Robert Barrimond

A Brief History


I was born in New York City to two loving West Indian parents.  My father was born in Trinidad and my mother in St. Vincent.  I spent my formative pre-adolescent years in the East Flatbush section of Brooklyn.

At the age of 13, I moved to Florida where I went through my emotionally tempestuous adolescence.   Not an experience I’d care to repeat.  There I finished a solid 12-year Catholic education.  This has a lot to do with the way I am today for better and for worse.  Despite the pains, I wouldn't change a thing.  I am blessed today precisely because of the joys and pains I experienced.  They make me who I am and I like that person warts and all.  But beyond that I would have to sacrifice important people in my life, my best friend for example.  That’s too high a price.
I went to undergrad at the Massachusetts Institute of Technology.  What a great experience that was for me!  My oversized straight-A student ego was taken down a notch (or three!) as I was forced to use my mind as a tool and not a tape recorder.  I had to become a real student with well developed skills for learning, dealing with change, ambiguity, etc. that serve me well to this day.

After school, I began my professional career at Lockheed Martin Corp.  I developed as a professional and began the process of finding existential meaning in my life.  Around that time I met the love of my life, Lisa, who would be the mother of my son Amari.  Thanks be to God!

I started to seriously focus on what I would do with my time, talent, and treasure as a successful and a productive member of society.  I had high standards for what “successful” and “productive” should be, i.e. Matt 10:37-38.  I knew I wanted to serve God and that everything I would be and do would ultimately be traced to that raison d'être.  I began the slow work of integrating all aspects of my life to be a disciple of Jesus making that framework for everything else I would be.

But where exactly was I going?  With whom would I go?  What would I do?  These questions haunted me because for the first time in my life I had no clear plan.  Up until then the plan might change, but no matter what I had one.

While pursuing my first Master's degree at Penn, I had one of those “A Ha!” moments.  I was taking a class that studied how people affected change in large scale, complex systems.  The final project was to analyze the state of a complex system and create a plan to alter that system to move it from an undesirable state to a more desirable one.  The professor, being a civic minded individual, chose West Philadelphia as the system in question with our focus on mitigating poverty.  I learned some important lessons in that class.  Not the least of which were:

  • Limited knowledge - How little I knew about actually getting a project like that done.
  • Limited skills - What few skills I possessed to accomplish such an enterprise.
  • Limited resources - I need a strong, diverse “kitchen cabinet” to execute such a plan. 

I knew what the results had to be (don’t we all!), but had no clue as to the how.  Needless to say, it was a difficult project.  One evening driving home from class, I had that “A Ha!” moment.  It dawned on me that this project could serve a microcosm of what I ultimately wanted to do with my life.  I would focus my efforts on gaining those skills and experiences necessary to enable me to make substantively and repeatably reduce poverty in this society.  No doubt an ambitious goal.

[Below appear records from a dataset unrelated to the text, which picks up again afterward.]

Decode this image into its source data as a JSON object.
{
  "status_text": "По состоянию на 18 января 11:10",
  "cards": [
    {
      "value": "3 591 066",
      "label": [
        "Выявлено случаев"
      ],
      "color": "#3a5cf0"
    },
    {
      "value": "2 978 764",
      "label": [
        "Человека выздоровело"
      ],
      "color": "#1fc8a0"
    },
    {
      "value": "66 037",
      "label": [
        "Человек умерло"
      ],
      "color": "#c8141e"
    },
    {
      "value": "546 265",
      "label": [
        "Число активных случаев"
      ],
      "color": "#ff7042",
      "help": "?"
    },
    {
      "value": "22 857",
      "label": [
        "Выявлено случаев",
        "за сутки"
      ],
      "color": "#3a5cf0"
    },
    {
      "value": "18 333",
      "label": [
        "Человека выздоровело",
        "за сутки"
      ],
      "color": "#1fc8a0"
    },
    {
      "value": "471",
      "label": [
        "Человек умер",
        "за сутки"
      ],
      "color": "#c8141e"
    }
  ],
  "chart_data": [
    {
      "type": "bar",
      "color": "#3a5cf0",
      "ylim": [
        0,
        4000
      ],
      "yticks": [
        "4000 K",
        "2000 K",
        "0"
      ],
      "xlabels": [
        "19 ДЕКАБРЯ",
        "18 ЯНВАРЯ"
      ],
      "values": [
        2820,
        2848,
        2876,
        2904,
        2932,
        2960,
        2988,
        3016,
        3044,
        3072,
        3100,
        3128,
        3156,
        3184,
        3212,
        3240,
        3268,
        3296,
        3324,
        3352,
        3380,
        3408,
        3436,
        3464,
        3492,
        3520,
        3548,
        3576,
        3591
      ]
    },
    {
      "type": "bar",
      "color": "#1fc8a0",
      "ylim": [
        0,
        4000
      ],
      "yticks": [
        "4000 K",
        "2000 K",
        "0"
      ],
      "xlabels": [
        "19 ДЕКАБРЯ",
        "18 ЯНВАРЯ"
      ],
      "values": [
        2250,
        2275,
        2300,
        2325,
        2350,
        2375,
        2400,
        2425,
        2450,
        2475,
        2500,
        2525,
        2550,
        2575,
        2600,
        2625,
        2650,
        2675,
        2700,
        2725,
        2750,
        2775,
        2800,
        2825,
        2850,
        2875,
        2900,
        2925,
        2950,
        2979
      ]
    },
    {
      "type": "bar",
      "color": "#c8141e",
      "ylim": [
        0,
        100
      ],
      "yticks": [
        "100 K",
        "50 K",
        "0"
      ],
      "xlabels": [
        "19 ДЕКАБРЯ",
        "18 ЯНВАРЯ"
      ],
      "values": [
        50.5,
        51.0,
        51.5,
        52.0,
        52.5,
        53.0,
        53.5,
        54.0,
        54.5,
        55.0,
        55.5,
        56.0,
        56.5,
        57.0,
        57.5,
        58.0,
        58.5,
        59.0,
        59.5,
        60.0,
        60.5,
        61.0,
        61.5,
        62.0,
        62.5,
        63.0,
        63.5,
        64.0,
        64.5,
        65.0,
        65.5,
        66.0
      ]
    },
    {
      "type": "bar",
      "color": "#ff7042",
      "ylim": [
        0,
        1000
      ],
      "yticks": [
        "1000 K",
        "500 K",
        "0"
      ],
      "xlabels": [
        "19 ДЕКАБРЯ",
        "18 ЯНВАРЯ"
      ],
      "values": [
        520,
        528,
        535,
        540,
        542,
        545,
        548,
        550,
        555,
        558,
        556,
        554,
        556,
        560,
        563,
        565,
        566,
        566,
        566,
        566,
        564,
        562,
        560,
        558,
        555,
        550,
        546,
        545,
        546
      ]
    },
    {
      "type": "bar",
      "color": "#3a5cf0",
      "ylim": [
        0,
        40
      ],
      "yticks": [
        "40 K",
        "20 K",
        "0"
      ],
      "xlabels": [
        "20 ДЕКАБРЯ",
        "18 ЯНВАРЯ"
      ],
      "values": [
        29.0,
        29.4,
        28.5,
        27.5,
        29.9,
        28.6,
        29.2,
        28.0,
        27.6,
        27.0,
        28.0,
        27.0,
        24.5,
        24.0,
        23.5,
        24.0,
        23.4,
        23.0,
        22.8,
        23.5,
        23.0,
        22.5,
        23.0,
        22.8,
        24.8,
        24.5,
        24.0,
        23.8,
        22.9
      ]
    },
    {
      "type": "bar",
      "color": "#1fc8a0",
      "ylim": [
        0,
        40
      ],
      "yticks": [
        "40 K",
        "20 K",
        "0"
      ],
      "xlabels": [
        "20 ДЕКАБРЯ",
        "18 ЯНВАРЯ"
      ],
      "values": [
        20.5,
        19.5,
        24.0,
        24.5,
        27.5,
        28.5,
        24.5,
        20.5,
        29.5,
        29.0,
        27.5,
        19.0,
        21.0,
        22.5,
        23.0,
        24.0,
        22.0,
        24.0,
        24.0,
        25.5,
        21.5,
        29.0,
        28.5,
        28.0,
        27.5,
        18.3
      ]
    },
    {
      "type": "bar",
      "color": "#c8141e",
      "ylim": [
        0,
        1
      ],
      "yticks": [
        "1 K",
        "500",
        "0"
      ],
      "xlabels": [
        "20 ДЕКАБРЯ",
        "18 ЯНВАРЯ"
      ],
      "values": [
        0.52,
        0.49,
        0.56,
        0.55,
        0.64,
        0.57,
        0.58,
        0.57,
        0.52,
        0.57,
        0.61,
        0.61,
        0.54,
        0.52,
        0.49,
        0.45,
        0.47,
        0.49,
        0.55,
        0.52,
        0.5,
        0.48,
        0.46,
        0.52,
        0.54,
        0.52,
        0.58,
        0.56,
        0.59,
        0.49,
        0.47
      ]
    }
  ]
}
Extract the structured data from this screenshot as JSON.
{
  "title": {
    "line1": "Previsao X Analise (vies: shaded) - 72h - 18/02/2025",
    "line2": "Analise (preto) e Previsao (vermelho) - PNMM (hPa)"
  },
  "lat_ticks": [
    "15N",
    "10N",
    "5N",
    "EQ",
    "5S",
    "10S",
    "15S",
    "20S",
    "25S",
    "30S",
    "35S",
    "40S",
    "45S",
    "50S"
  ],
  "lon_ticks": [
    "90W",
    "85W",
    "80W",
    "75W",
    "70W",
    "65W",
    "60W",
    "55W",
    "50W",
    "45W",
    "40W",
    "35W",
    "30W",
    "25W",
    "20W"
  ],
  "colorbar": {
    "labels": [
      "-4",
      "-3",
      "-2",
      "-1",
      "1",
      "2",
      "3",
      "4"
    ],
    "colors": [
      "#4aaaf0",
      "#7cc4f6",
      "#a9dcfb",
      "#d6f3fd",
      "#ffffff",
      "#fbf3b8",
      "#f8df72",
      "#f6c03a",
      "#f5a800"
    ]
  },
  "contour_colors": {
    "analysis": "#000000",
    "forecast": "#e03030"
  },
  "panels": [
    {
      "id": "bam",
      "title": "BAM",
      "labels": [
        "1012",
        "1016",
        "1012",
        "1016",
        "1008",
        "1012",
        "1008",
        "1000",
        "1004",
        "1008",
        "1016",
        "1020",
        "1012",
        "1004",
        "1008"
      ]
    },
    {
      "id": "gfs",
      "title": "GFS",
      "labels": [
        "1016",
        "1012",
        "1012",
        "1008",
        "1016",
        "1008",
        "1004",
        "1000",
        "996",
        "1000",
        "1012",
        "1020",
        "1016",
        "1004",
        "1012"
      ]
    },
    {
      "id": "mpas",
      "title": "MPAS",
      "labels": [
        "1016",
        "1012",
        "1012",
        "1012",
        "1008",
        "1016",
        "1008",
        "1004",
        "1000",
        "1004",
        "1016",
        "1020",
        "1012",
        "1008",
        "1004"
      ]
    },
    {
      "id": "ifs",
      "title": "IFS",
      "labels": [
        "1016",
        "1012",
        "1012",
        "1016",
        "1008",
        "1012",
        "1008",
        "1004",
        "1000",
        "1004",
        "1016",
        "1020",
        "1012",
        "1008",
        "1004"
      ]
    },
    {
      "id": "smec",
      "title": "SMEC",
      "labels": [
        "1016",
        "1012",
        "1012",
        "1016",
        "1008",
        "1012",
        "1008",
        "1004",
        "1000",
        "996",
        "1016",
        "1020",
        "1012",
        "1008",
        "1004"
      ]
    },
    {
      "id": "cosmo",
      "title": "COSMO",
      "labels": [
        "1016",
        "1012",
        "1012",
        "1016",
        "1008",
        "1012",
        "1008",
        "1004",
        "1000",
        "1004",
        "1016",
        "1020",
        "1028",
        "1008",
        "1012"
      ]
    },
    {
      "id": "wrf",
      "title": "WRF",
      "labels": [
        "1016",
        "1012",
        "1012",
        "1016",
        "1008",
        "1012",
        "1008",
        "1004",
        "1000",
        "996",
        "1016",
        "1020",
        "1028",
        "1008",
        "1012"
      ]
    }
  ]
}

One thing became clear when I finished my project: money was critical.  I intuited that business leaders have a unique opportunity to harness money as a resource for good in our society.  So developing myself as a business leader became the focus of my endeavors.  I focused on being more business savvy and pursued opportunities that brought me closer to the client and out of the “back end” of the business.  I became an IT consultant and instructor.  It was very rewarding but my experiences plateaued and were not putting me in the direction I wanted to ultimately go.  I wanted to delve more into business decision making.  Business school was the next logical step.

In 2002, I went back to school to get an MBA at the Wharton School of Business.  I asked God for direction and pursued the degree with vigor. I knew I would develop skills and build relationships that would benefit me in the years to come. After school, I decided to risk a non-traditional path in financial services. My thought was to be as proximate to money and wealth as possible (I’m not rich yet!) and be positioned to fight poverty, e.g. teaching financial literacy, etc. integration, discipleship remember? For three plus years, I tested those waters. And like Michael’s Jordan’s foray into baseball I met with failure, real and true, for the first time. But like most successful people, failure is only a prelude to the next success. I learned a lot and carry those lessons to this day. So I decided to course correct and get back to basics.

Essentially, I’ve been a strategist for most of my entire career and my successes leaving school have been a direct result of that.  So with the constraints of family (I’ve got kids to feed!) and ego (I like succeeding!) combined with the urging of friends and colleagues, I’m focusing on developing that core again. Now, I've been teaching and consulting in the business intelligence space. And that is developing in fits and starts with the economy the way it's been, but I welcome the journey!